John B. Cary School is a historic school building located in Richmond, Virginia. The structure was built by the Wise Granite Company from 1912 to 1913 based on a design by noted Virginia architect Charles M. Robinson. The building is considered to be an outstanding example of Gothic Revival architecture. It is a 2 1/2-story, granite faced that has been little altered since its original construction. The school was named for Confederate Colonel John B. Cary, who served as the superintendent of the Richmond Public Schools from 1886 to 1889. In 1954, the school was renamed the West End School, when the school was converted for use as a school for African-American students in Richmond's segregated public school system. The building was listed on the National Register of Historic Places in 1992.

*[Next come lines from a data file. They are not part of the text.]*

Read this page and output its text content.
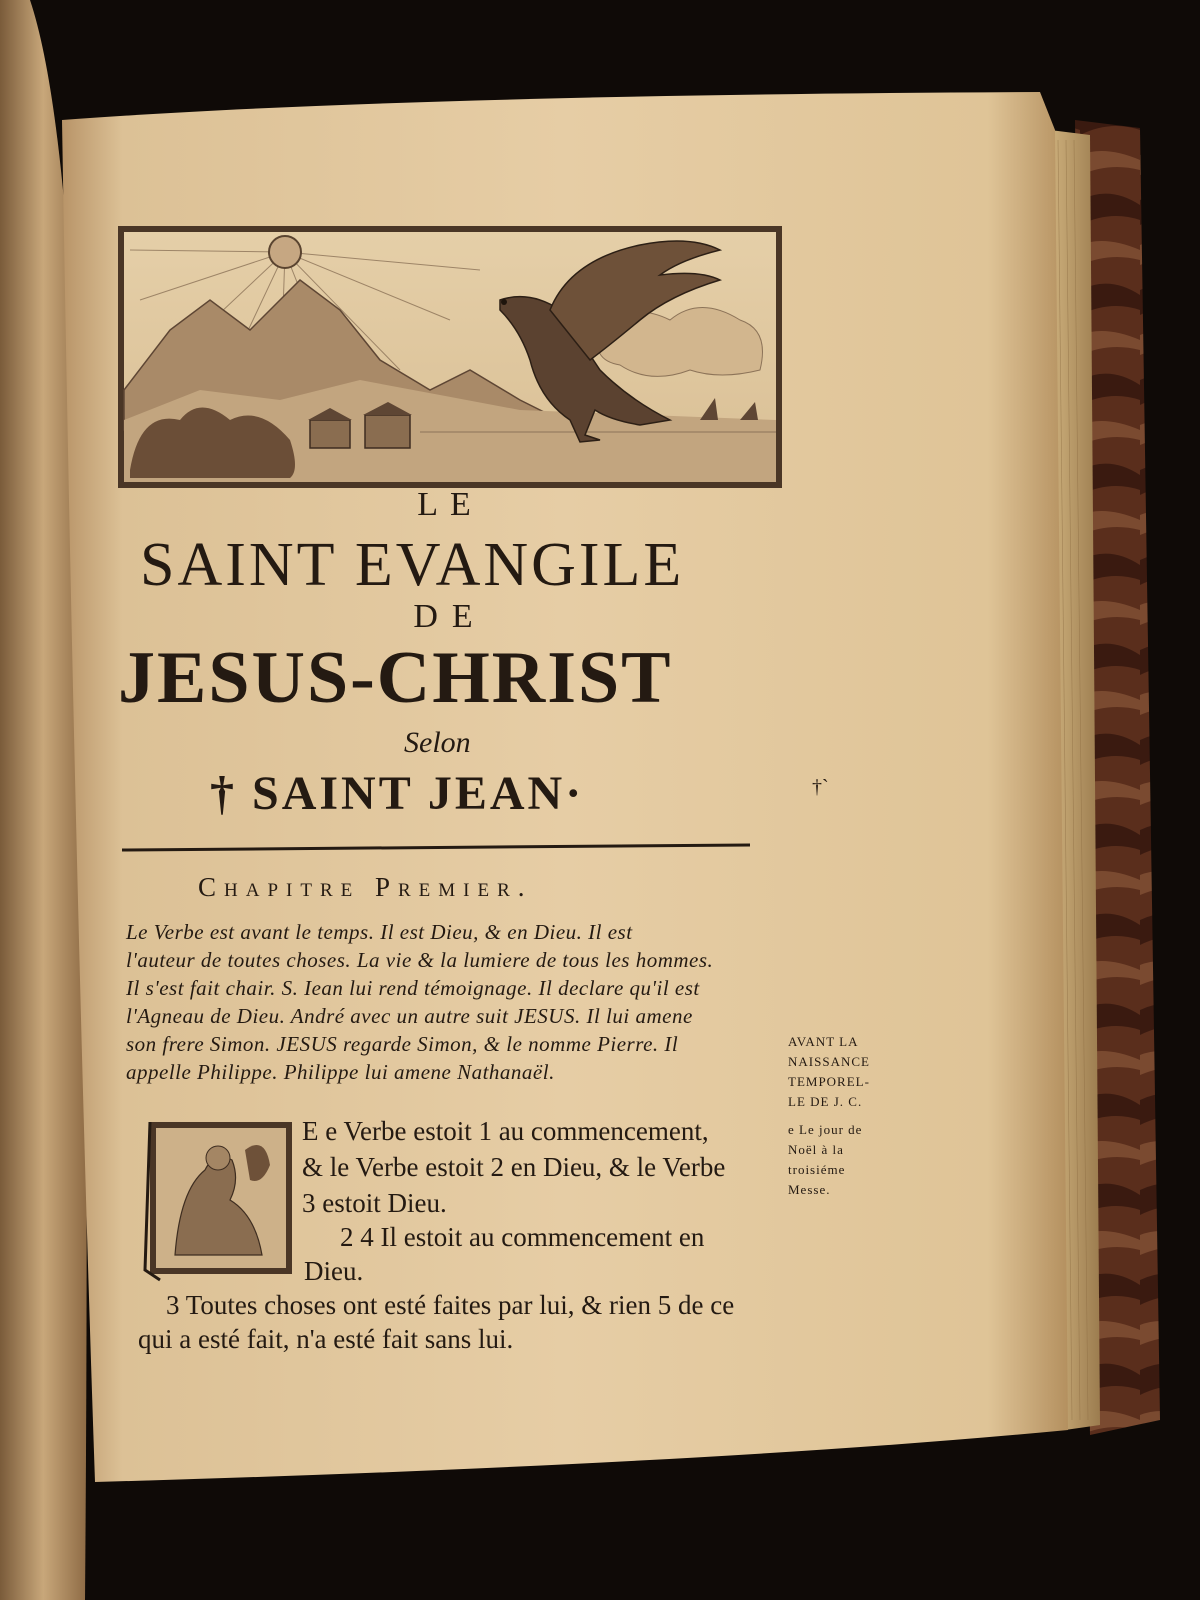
LE
SAINT EVANGILE
DE
JESUS-CHRIST
Selon
† SAINT JEAN·	†`
Chapitre Premier.
Le Verbe est avant le temps. Il est Dieu, & en Dieu. Il est
l'auteur de toutes choses. La vie & la lumiere de tous les hommes.
Il s'est fait chair. S. Iean lui rend témoignage. Il declare qu'il est
l'Agneau de Dieu. André avec un autre suit JESUS. Il lui amene
son frere Simon. JESUS regarde Simon, & le nomme Pierre. Il
appelle Philippe. Philippe lui amene Nathanaël.
AVANT LA
NAISSANCE
TEMPOREL-
LE DE J. C.
e Le jour de
Noël à la
troisiéme
Messe.
E e Verbe estoit 1 au commencement,
& le Verbe estoit 2 en Dieu, & le Verbe
3 estoit Dieu.
2 4 Il estoit au commencement en
Dieu.
3 Toutes choses ont esté faites par lui, & rien 5 de ce
qui a esté fait, n'a esté fait sans lui.
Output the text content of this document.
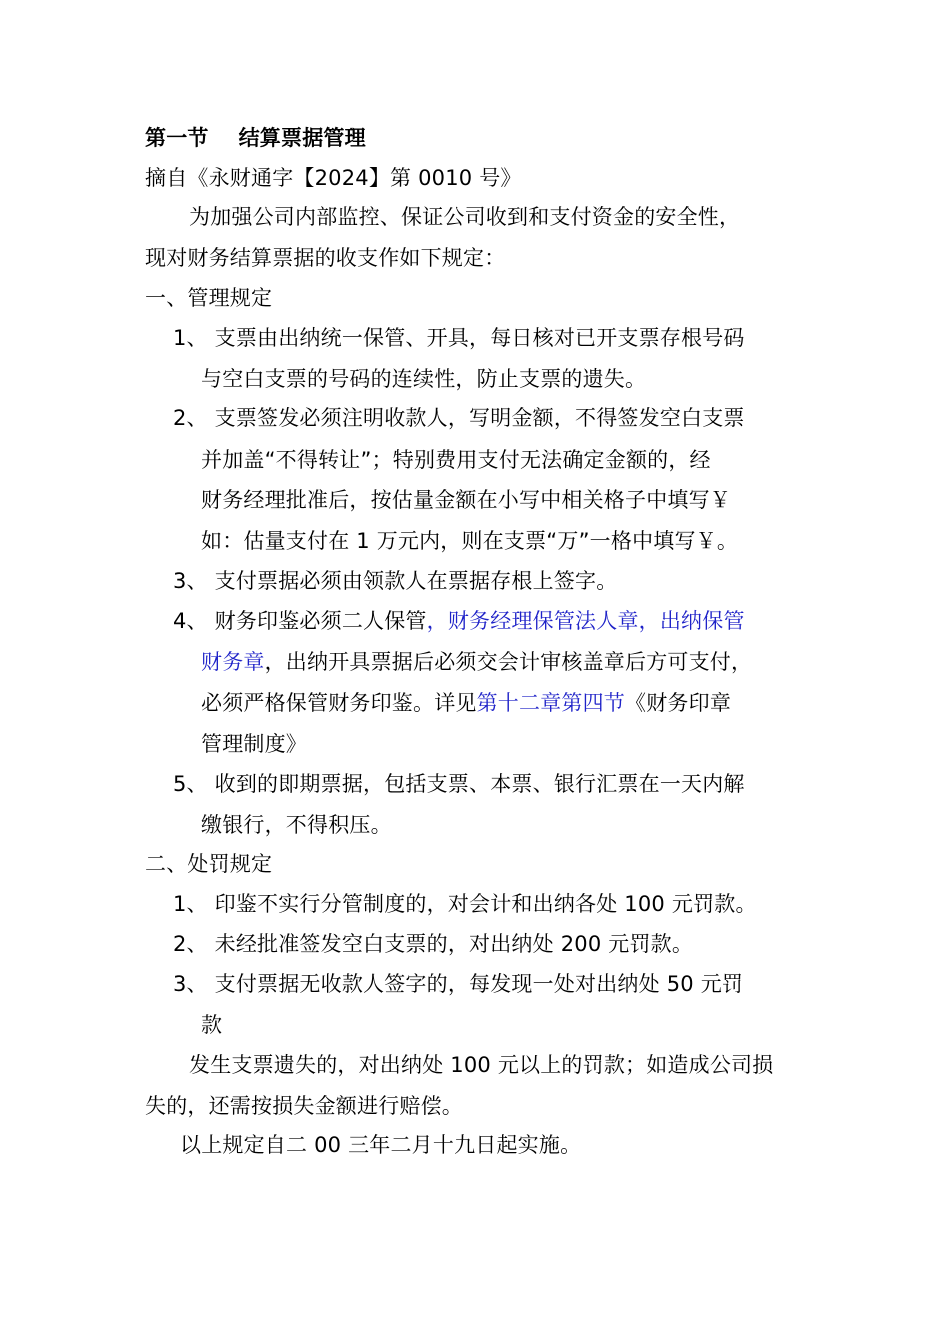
第一节 结算票据管理
摘自《永财通字【2024】第 0010 号》
为加强公司内部监控、保证公司收到和支付资金的安全性，
现对财务结算票据的收支作如下规定：
一、管理规定
1、 支票由出纳统一保管、开具，每日核对已开支票存根号码
与空白支票的号码的连续性，防止支票的遗失。
2、 支票签发必须注明收款人，写明金额，不得签发空白支票
并加盖“不得转让”；特别费用支付无法确定金额的，经
财务经理批准后，按估量金额在小写中相关格子中填写￥
如：估量支付在 1 万元内，则在支票“万”一格中填写￥。
3、 支付票据必须由领款人在票据存根上签字。
4、 财务印鉴必须二人保管，财务经理保管法人章，出纳保管
财务章，出纳开具票据后必须交会计审核盖章后方可支付，
必须严格保管财务印鉴。详见第十二章第四节《财务印章
管理制度》
5、 收到的即期票据，包括支票、本票、银行汇票在一天内解
缴银行，不得积压。
二、处罚规定
1、 印鉴不实行分管制度的，对会计和出纳各处 100 元罚款。
2、 未经批准签发空白支票的，对出纳处 200 元罚款。
3、 支付票据无收款人签字的，每发现一处对出纳处 50 元罚
款
发生支票遗失的，对出纳处 100 元以上的罚款；如造成公司损
失的，还需按损失金额进行赔偿。
以上规定自二 00 三年二月十九日起实施。
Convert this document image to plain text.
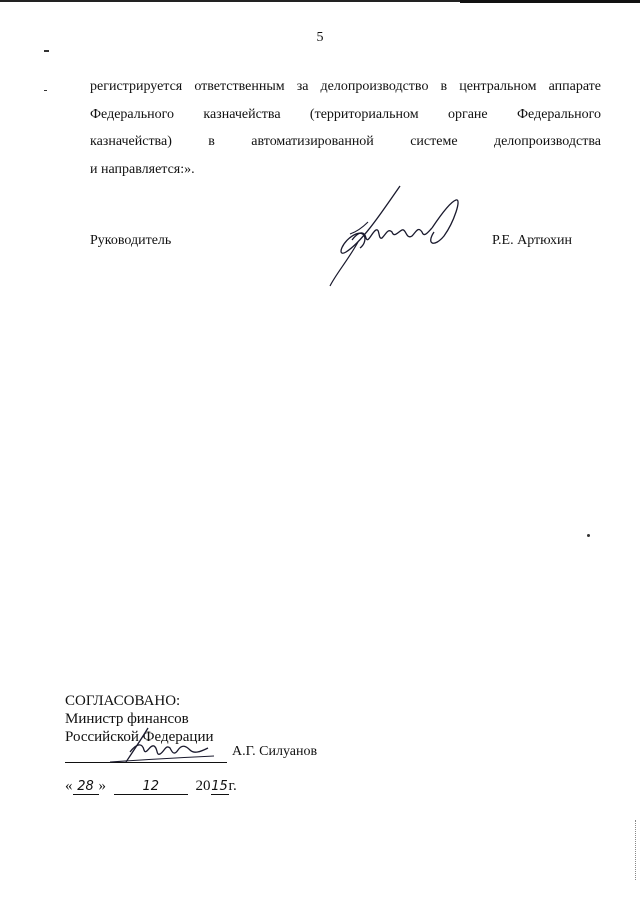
5
регистрируется ответственным за делопроизводство в центральном аппарате
Федерального казначейства (территориальном органе Федерального
казначейства) в автоматизированной системе делопроизводства
и направляется:».
Руководитель	Р.Е. Артюхин
СОГЛАСОВАНО:
Министр финансов
Российской Федерации
А.Г. Силуанов
« 28 »	12 2015г.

When West End School was formed John B. Cary School moved to a new location, 3021 Maplewood Ave, Richmond, as a White school. West End School was opened until 1976. The building of the new expressway displaced many families and enrollment dropped. The building housed the Adult Accelerated Learning Center (AALEC) from 1976 to 1984 and Franklin Military School from 1984 to 1986. It was released to the city to be sold in 1989. In 2012 the building became Winthrop Manor, an assisted living facility.

John B. Cary School moved from a segregated enrollment to an open one in 1969. It was recognized by the U. S. Department of Education as one of Virginia's most outstanding elementary schools in 1987 and 1988.

In 2012 the city considered closing the school due to lowered enrollment. As of 2012, fewer than 39 percent of the children who live in the Cary school zone attend there.